Note also that the habit of persistently biting or sucking on the lower lip can produce similar deformities. These habits are all handled with their own habit breaking appliance designs.

Mouth breathing
The normal development of the oral structures depends upon the ability of the child to breath through the nose without obstruction, especially at night. This does NOT mean that if your child gets an occasional cold and can't breath through his nose he will grow up with oral abnormalities. However, chronic obstruction of the nasal airway due to deviated septum, persistent allergies or other anatomic abnormality will tend to cause the roof of the mouth (the hard palate) to rise and the back upper right and left teeth to collapse toward each other. We call this condition a constricted arch. The teeth are arranged in arches.

The picture on the right is a model of a constricted arch. The model on the left has a more normal arch form. A patient with the teeth on the right will have a smile that shows mostly the two prominent front teeth, with the others in shadow. The one on the left shows a normally shaped archform resulting in a broader smile

In most instances, the constriction of the upper arch is accompanied by some degree of constriction in the lower arch caused by the tilting of the lower teeth toward the tongue. However, the degree of lower constriction is not enough to keep the upper and lower back teeth in the correct relationship with each other. This produces a condition known as crossbite in which the top back teeth hit on the inside cusps of the lower back teeth instead of on the outside cusps which is the normal relationship.

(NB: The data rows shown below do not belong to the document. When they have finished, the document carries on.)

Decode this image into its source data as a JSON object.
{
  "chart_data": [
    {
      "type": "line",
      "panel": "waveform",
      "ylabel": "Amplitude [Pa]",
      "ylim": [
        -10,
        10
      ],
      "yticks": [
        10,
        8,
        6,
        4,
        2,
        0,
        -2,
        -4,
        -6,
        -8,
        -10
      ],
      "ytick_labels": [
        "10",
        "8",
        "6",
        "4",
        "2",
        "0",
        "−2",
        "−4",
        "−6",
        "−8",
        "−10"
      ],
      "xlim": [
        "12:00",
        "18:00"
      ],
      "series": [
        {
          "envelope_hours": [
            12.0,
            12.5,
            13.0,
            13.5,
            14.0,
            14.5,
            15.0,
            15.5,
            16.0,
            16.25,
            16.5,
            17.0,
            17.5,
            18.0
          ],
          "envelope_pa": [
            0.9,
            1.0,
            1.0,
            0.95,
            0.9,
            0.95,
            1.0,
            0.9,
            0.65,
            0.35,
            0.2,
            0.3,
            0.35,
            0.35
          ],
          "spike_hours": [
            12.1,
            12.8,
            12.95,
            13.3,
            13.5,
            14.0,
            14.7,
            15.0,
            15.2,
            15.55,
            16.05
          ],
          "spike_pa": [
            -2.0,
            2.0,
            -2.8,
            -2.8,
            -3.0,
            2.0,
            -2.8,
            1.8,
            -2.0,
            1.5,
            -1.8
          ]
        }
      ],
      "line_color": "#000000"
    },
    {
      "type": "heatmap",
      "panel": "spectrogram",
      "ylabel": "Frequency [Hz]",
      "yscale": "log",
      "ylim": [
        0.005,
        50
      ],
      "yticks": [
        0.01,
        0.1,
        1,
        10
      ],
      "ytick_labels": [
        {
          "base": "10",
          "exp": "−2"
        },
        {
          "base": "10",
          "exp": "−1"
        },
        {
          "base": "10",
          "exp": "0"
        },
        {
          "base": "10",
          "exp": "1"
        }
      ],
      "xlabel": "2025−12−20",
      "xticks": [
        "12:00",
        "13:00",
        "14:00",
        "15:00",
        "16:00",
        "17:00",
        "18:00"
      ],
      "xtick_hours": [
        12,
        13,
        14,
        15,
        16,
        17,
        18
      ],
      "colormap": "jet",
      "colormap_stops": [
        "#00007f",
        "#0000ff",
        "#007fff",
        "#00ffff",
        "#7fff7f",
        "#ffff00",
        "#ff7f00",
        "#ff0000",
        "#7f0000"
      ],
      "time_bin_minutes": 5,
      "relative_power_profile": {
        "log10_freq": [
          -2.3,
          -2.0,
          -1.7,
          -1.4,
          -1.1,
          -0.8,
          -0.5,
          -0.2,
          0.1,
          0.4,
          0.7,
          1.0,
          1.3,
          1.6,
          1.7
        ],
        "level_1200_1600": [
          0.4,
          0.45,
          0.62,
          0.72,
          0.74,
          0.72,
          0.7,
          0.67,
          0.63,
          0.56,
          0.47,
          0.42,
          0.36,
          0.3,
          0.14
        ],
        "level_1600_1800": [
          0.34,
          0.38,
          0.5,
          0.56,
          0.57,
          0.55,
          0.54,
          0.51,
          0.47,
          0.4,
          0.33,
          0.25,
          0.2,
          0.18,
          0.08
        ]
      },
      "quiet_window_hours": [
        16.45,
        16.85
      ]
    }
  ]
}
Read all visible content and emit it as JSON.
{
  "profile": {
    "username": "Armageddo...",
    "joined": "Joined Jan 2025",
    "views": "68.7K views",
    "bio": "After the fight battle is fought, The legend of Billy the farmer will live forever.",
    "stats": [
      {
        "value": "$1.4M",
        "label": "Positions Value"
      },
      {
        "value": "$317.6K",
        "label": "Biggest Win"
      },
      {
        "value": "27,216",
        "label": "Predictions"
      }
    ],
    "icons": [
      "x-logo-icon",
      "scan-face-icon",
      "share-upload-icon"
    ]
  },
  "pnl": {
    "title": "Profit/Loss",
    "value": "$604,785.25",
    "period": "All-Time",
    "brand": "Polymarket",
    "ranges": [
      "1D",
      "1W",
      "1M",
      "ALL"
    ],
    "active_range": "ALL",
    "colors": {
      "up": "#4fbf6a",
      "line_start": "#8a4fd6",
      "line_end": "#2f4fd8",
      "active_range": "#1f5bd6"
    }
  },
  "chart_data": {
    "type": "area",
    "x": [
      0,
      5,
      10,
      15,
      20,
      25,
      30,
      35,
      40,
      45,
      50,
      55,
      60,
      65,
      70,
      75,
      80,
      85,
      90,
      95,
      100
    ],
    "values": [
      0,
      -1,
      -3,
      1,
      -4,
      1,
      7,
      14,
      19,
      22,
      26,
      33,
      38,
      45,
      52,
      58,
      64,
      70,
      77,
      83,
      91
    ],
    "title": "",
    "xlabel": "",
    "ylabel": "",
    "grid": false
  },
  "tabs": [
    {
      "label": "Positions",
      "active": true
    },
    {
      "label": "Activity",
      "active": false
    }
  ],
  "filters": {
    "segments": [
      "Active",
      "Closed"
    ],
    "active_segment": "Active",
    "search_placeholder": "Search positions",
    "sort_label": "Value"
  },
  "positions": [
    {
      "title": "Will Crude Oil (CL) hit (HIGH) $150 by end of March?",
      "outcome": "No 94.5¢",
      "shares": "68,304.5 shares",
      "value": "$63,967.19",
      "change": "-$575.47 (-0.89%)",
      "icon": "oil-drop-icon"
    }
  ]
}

Figure A shows a schematic view from the front of the mouth with teeth in a normal biting situation. Figure B shows the teeth in a crossbite situation. Posterior crossbites like this can have pronounced effect on the overall facial appearance, especially when they are unilateral (on one side of the mouth only). When a unilateral posterior crossbite is present in a young person, it can cause asymmetric development of the facial muscles and the jaw joint which means that one side of the face may grow larger than the other.

Crowded and missing teeth
Nature tries to fit the teeth into the space available. The teeth always end up in their most stable position within the dental arch, whether they are crowded, or have extra space between them. Stability is the name of the game. There is always a balance between the various forces that affect any given tooth, as well as the amount and position of bone available, that helps determine where that tooth is most stable. If a dentist tries simply to move the teeth into better looking positions, Nature may move them right back where they started. This is why an orthodontc practioner must play certain tricks to make sure the local forces effecting each tooth will cancel each other out after treatment so that the tooth will stay put once it is moved.

This is why the orthodontic practioners must usually treat both upper and lower teeth, even if only the appearance of the top teeth are of concern to the patient. Unless the position of the lower teeth coincide with the position of the uppers, the biting forces produced by the ill fitting lowers will create instabilities that will move the uppers back into crooked positions over time. This is also the reason that the orthodontist will order the extraction of some teeth. The extra room created by the removal of these teeth changes the stability equation in favor of the preferred new tooth positions.